My research interests include information theory, optimal transport theory, statistical learning theory, high-dimensional statistics, and applied probability. I develop mathematical tools and leverage them for an in-depth theoretical analysis of modern inference and learning systems.

Smooth statistical distances for principled machine learning

This project aims to create a global, high-dimensional inference framework that prompts a scalable (in dimension) generalization and sample complexity theory for ML. To that end, a new class of discrepancy measures between probability distributions adapted to high-dimensional spaces is developed. Termed smooth statistical distances (SSDs), these distances level out irregularities in the considered distributions (via convolution with a chosen smoothing kernel) in a way that preserves inference capability, but alleviates the curse of dimensionality when estimating them from data. Measuring or optimizing distances between distributions is central to basic inference setups and advanced ML tasks. Therefore, research questions include: (i) SSD fundamentals, encompassing geometric, topological and functional properties; (ii) high-dimensional statistical questions, such as empirical approximation, limit distributions, testing, goodness-of-fit, etc.; and (iii) learning-theoretic applications, including generalization theory for generative models, efficient barycenter computation/estimation, anomaly detection, etc.

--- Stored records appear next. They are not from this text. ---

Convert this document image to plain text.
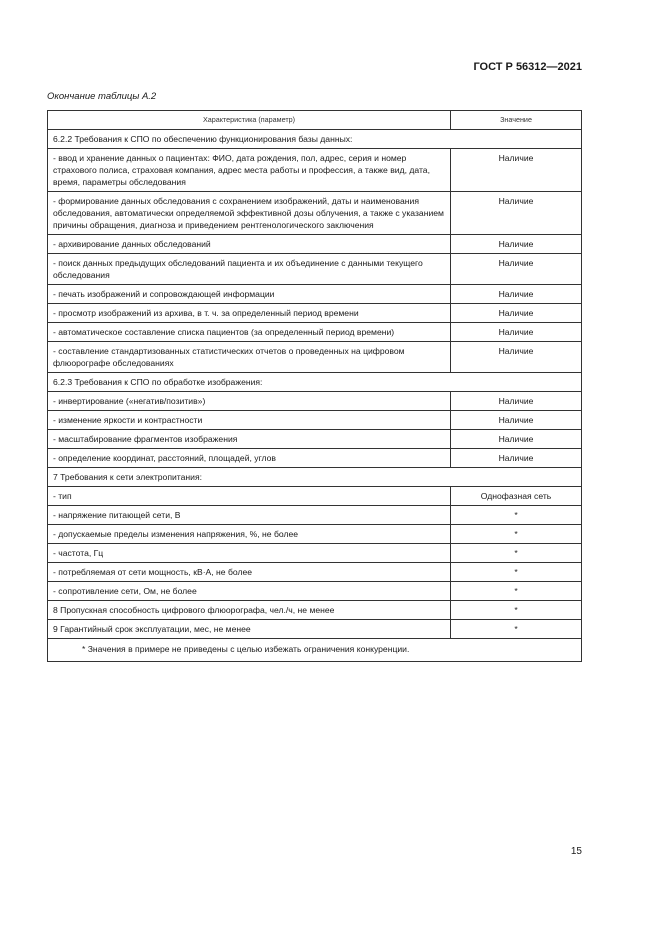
ГОСТ Р 56312—2021
Окончание таблицы А.2
Характеристика (параметр)	Значение
6.2.2 Требования к СПО по обеспечению функционирования базы данных:	
- ввод и хранение данных о пациентах: ФИО, дата рождения, пол, адрес, серия и номер страхового полиса, страховая компания, адрес места работы и профессия, а также вид, дата, время, параметры обследования	Наличие
- формирование данных обследования с сохранением изображений, даты и наименования обследования, автоматически определяемой эффективной дозы облучения, а также с указанием причины обращения, диагноза и приведением рентгенологического заключения	Наличие
- архивирование данных обследований	Наличие
- поиск данных предыдущих обследований пациента и их объединение с данными текущего обследования	Наличие
- печать изображений и сопровождающей информации	Наличие
- просмотр изображений из архива, в т. ч. за определенный период времени	Наличие
- автоматическое составление списка пациентов (за определенный период времени)	Наличие
- составление стандартизованных статистических отчетов о проведенных на цифровом флюорографе обследованиях	Наличие
6.2.3 Требования к СПО по обработке изображения:	
- инвертирование («негатив/позитив»)	Наличие
- изменение яркости и контрастности	Наличие
- масштабирование фрагментов изображения	Наличие
- определение координат, расстояний, площадей, углов	Наличие
7 Требования к сети электропитания:	
- тип	Однофазная сеть
- напряжение питающей сети, В	*
- допускаемые пределы изменения напряжения, %, не более	*
- частота, Гц	*
- потребляемая от сети мощность, кВ·А, не более	*
- сопротивление сети, Ом, не более	*
8 Пропускная способность цифрового флюорографа, чел./ч, не менее	*
9 Гарантийный срок эксплуатации, мес, не менее	*
* Значения в примере не приведены с целью избежать ограничения конкуренции.	
15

Information-theoretical analysis of deep neural networks

This project develops tools, rooted in information theory, for measuring the flow of information through deep neural networks (DDNs). The goal here is to explain the process by which DNNs progressively build representations of data---from crude and over-redundant representations in shallow layers to highly-clustered and interpretable ones in deeper layers---and to give the designer more control over that process. To that end, the project develops efficient estimators of information measures over the network (possibly via built-in dimensionality reduction techniques). Such estimators also lead to new visualization, optimization, and pruning methods of DDNs. New instance-dependent generalization bounds based on information measures are also of interest.

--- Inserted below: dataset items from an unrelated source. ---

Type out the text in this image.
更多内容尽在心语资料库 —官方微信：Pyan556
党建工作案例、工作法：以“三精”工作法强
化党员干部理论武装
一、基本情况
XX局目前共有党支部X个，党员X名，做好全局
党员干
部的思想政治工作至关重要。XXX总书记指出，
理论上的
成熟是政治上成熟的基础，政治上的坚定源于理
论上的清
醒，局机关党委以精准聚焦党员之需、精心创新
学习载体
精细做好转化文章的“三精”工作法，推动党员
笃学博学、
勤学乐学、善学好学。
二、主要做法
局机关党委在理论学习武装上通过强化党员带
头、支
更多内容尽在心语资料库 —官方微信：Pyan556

Causal inference and directed information

Directed information (DI) is the causal surrogate of Shannon's mutual information, which is widely applied in information theory (e.g., for establishing capacity of communication channels with feedback). Despite the popularity of mutual information in modern machine learning, directed information received little attention. This project develops scalable, differentiable and provably consistent directed information (rate) estimators that can be easily integrated as a loss function or a regularizer for downstream tasks. Applications to various causal inference tasks are explored.

Additional research trajectories

These include connections between statistical distances and differential privacy, information-theoretic security, high-dimensional nonparametric estimation, and interacting particle systems.